Die Mutter litt unter einer schrecklichen Krankheit, der großen Strenge. So hörte man sie viel Schimpfen mit den Kindern, vor allem aber mit Eva Lotta. Morgens achtete sie auf den perfekten Sitz der Kleidung, kein Haar durfte zur falschen Seite stehen und selbst beim Einschlafen mussten die Kinder im Bett gerade liegen.
Endlich brachte die Magd das Abendessen herein. Heute hatte sie einen großen Schweinebraten zubereitet. Sein köstlicher Duft zog ihnen schon aus der Küche entgegen. Er war außen knusprig gebraten und innen ganz saftig. Dazu gab es eine leckere Biersauce und allerlei Gemüse, das die Magd am Morgen auf dem Markt am Fuße der Burg frisch erstanden hatte. Voller Vorfreude, ja Gier starrten die Familienmitglieder auf den Inhalt der großen Schale in der Mitte des Tisches, in der der Braten auf sie wartete. Die Mutter schnitt jedem eine große Scheibe vom Braten ab - jedem, außer Eva Lotta. Sie bekam einen kleinen, trockenen Rest vom Rand. Wie die Räuber machten sich die so wohlerzogenen Kinder über die leckere Mahlzeit her und noch ehe Eva Lotta so recht gesittet begonnen hatte sich ihrem Teller zu widmen, war ihr wohlbeleibter Bruder mit seinem Essen fertig und stibitzte ihr einziges Stückchen Fleisch. Sie konnte es gar nicht glauben, aber so kannte sie ihn. Er hätte ja auch nachnehmen können, es war ja noch Braten da, aber es bereitete ihm eine diebische Freude, seine Stiefschwester zu ärgern. Eva Lotta fühlte sich im Recht, sich eine Ersatzscheibe vom Braten zu nehmen, sah das Unheil aber kommen, als sie ihre Gabel zum Braten streckte. Wie ein Donner fuhr ihre Stiefmutter dazwischen.

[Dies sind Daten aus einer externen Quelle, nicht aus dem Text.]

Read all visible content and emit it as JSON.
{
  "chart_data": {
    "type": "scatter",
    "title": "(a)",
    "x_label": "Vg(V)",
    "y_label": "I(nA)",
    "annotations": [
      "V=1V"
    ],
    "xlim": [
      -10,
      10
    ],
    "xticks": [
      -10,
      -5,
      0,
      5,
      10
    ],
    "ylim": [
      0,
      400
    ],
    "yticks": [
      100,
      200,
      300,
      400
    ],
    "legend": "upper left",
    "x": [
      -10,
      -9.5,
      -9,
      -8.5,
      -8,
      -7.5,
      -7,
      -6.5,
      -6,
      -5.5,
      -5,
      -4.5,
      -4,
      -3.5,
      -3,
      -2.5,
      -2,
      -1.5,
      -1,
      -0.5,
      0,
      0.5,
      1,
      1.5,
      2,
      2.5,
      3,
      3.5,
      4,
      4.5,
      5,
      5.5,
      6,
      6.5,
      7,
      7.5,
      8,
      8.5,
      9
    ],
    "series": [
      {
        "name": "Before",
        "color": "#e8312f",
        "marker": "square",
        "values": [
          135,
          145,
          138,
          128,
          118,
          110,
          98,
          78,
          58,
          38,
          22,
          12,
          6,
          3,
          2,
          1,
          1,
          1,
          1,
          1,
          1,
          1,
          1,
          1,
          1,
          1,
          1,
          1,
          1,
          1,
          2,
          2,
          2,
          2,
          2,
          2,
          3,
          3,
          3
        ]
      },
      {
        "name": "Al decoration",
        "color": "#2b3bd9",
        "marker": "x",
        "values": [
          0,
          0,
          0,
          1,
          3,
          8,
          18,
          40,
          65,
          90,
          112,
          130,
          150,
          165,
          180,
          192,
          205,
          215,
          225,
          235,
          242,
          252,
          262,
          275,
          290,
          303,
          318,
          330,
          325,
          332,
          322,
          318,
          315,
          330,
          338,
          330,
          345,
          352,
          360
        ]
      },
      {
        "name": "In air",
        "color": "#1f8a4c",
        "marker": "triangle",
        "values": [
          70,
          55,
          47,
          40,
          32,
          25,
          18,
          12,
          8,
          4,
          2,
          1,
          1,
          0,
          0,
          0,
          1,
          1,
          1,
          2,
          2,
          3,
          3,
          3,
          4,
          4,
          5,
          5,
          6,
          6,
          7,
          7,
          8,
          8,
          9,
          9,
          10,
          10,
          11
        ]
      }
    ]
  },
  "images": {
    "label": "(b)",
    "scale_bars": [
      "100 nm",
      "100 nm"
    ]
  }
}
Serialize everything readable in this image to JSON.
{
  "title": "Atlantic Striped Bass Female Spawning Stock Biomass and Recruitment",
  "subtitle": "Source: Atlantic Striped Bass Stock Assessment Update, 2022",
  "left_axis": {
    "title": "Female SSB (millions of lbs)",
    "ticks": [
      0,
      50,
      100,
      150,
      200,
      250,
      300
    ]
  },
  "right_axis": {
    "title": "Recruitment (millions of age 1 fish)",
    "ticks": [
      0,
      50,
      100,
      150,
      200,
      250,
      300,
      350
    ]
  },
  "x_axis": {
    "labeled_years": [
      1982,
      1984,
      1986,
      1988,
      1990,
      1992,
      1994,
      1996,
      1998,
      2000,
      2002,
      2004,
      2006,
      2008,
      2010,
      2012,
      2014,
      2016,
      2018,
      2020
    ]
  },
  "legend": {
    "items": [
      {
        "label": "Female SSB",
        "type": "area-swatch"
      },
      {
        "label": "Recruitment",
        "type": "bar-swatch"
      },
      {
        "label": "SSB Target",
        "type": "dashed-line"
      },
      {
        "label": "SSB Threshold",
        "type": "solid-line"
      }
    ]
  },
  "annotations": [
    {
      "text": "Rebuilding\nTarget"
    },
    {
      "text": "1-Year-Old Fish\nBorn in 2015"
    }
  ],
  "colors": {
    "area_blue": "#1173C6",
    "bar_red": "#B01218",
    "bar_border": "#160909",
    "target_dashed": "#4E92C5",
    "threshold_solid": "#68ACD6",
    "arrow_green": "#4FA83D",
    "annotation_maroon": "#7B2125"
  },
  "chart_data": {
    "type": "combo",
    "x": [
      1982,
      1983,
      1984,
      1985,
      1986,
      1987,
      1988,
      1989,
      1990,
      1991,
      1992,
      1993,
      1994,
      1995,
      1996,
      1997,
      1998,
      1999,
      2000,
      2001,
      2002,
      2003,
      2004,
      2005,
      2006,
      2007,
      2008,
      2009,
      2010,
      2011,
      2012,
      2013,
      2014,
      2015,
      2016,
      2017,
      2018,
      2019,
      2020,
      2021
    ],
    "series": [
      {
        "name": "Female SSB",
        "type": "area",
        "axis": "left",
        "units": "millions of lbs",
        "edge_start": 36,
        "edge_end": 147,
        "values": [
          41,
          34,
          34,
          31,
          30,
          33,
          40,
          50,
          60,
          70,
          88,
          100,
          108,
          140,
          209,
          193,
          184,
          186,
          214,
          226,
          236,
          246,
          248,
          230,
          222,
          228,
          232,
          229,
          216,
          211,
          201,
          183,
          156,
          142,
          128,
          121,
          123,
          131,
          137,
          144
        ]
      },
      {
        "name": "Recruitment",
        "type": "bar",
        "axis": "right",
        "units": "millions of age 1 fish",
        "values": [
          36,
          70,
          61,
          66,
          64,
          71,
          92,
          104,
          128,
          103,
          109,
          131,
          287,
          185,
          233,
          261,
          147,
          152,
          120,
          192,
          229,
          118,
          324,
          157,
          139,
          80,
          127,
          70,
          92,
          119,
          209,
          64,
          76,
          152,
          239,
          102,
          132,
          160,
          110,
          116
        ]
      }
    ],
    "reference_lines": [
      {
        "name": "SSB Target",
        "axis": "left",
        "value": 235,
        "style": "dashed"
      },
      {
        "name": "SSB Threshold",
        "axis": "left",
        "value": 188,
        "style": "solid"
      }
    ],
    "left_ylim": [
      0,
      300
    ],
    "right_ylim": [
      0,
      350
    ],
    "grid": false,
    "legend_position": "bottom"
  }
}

“Eva Lotta, untersteh dich, du hattest doch schon viel zu viel vomSchwein.”
“Aber er hat es mir weggenommen, ich hatte noch nichts vom Braten.”
“Habe ich dich gebeten zu sprechen?”
“Nein”
“Eben, also sprich nicht und iss dein Gemüse, statt deinen armen, liebenswerten Bruder zu beschuldigen.” Eva Lotta senkte den Kopf, biss die Zähne zusammen, ärgerte sich nur kurz, sie kannte ja ihre Stiefmutter und widmete sich den Karotten, die sich noch reichlich auf ihrem Teller fanden.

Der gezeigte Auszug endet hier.